Earlier this year Mr Munro made headlines for offering his war medals for auction overseas in a bid to raise funds to maintain London's Bomber Command Memorial. The memorial at Green Park commemorates 55,573 aircrew, including 1679 New Zealanders, who died in World War II.
The auction was stopped after British war collector Lord Ashcroft intervened amid public concern about the loss of Mr Munro's medals to New Zealand. He offered 75,000 ($149,810) to the RAF endowment fund charged with generating income for the upkeep of the memorial, and in exchange, Mr Munro has donated his medals, logbooks and other memorabilia to Motat museum in Auckland.
Despite his war hero status, Mr Munro told the paper in April he had been mulling the futility of war in recent years.

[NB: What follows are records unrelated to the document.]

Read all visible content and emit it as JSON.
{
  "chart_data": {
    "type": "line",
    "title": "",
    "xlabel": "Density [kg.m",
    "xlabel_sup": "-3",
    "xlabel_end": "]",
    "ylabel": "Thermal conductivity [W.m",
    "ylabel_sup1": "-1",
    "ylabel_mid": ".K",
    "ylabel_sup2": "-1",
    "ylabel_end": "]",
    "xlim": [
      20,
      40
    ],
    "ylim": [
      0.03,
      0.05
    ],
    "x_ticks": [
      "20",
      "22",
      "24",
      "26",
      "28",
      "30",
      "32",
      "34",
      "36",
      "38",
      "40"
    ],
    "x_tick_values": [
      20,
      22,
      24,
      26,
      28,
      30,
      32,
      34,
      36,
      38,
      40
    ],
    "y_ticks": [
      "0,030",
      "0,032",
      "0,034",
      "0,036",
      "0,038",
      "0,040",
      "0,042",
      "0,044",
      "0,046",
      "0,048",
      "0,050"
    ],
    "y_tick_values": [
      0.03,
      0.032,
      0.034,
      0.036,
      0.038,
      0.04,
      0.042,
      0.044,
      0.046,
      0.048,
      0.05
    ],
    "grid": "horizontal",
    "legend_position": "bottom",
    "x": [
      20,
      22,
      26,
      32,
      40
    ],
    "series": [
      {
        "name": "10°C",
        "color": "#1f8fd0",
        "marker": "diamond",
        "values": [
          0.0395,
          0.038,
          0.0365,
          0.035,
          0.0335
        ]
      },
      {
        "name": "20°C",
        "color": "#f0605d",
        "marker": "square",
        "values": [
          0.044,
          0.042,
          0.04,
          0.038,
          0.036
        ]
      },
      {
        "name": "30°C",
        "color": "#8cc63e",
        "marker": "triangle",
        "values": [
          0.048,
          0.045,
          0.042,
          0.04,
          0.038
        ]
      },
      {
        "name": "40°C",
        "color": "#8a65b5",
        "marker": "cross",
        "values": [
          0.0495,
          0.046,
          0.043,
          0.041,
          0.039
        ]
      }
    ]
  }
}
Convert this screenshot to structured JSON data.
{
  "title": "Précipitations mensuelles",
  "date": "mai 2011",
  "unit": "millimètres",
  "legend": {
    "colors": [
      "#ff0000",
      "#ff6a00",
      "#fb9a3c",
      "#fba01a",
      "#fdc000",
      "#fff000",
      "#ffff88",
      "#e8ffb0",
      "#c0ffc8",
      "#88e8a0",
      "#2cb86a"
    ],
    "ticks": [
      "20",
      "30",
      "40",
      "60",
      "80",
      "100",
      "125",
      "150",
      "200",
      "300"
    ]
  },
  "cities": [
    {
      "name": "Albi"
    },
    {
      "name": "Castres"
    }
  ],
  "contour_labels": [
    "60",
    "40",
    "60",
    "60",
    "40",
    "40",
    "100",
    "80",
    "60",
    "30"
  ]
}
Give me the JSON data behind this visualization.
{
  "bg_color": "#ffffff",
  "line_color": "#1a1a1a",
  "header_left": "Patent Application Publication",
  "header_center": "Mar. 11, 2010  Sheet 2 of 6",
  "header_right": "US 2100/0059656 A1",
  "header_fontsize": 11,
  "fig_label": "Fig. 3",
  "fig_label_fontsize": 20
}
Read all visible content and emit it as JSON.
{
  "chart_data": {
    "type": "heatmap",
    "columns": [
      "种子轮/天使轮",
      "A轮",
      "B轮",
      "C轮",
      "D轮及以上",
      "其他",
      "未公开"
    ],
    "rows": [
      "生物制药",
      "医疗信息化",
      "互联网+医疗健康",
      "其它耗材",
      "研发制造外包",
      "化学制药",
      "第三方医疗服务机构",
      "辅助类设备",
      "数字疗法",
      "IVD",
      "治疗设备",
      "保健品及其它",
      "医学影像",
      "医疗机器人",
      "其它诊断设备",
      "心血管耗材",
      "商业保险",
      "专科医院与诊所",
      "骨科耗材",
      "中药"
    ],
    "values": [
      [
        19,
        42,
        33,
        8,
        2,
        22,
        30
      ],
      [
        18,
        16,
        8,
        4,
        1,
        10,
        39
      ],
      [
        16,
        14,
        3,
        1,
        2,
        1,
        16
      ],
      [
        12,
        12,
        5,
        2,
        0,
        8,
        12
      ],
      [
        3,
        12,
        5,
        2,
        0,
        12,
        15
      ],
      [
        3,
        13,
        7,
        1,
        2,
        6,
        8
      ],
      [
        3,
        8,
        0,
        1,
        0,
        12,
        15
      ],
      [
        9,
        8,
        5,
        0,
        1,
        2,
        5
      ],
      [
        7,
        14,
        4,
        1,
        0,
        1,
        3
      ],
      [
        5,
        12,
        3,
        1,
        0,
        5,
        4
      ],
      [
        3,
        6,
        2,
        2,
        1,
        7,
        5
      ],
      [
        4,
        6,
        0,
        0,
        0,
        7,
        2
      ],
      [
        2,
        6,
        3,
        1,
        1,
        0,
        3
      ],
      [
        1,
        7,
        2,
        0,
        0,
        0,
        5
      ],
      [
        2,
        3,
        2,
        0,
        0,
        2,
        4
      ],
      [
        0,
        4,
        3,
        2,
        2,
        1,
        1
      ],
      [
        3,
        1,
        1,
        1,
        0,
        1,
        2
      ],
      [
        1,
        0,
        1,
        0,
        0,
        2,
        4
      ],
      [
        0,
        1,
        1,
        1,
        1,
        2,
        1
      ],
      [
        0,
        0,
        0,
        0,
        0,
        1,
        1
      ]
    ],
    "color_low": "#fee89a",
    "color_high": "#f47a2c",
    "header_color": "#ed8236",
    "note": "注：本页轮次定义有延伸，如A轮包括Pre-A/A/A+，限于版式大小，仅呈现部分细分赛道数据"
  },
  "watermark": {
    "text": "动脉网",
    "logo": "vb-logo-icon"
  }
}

"I have some difficulty in understanding why countries go to war to achieve objectives which should really be solved by discussion."
Mr Munro's contribution to the community went further than just his war service. He farmed with his family in the King Country until 1975, and during that time became involved in local and regional politics.
He served as a councillor on the New Zealand Local Government Association, and was chairman and mayor of Waitomo for 17 years until 1995, retiring to Tauranga after the death of his wife, Betty.
* A RAF bombing mission to hit power supplies to Nazi Germany's industrial heartland. * A bouncing bomb that skipped across water was developed to be dropped from close range. * Airmen were trained in specially-modified Lancaster bombers. * The bombs breached two of the three dams in the Ruhr Valley.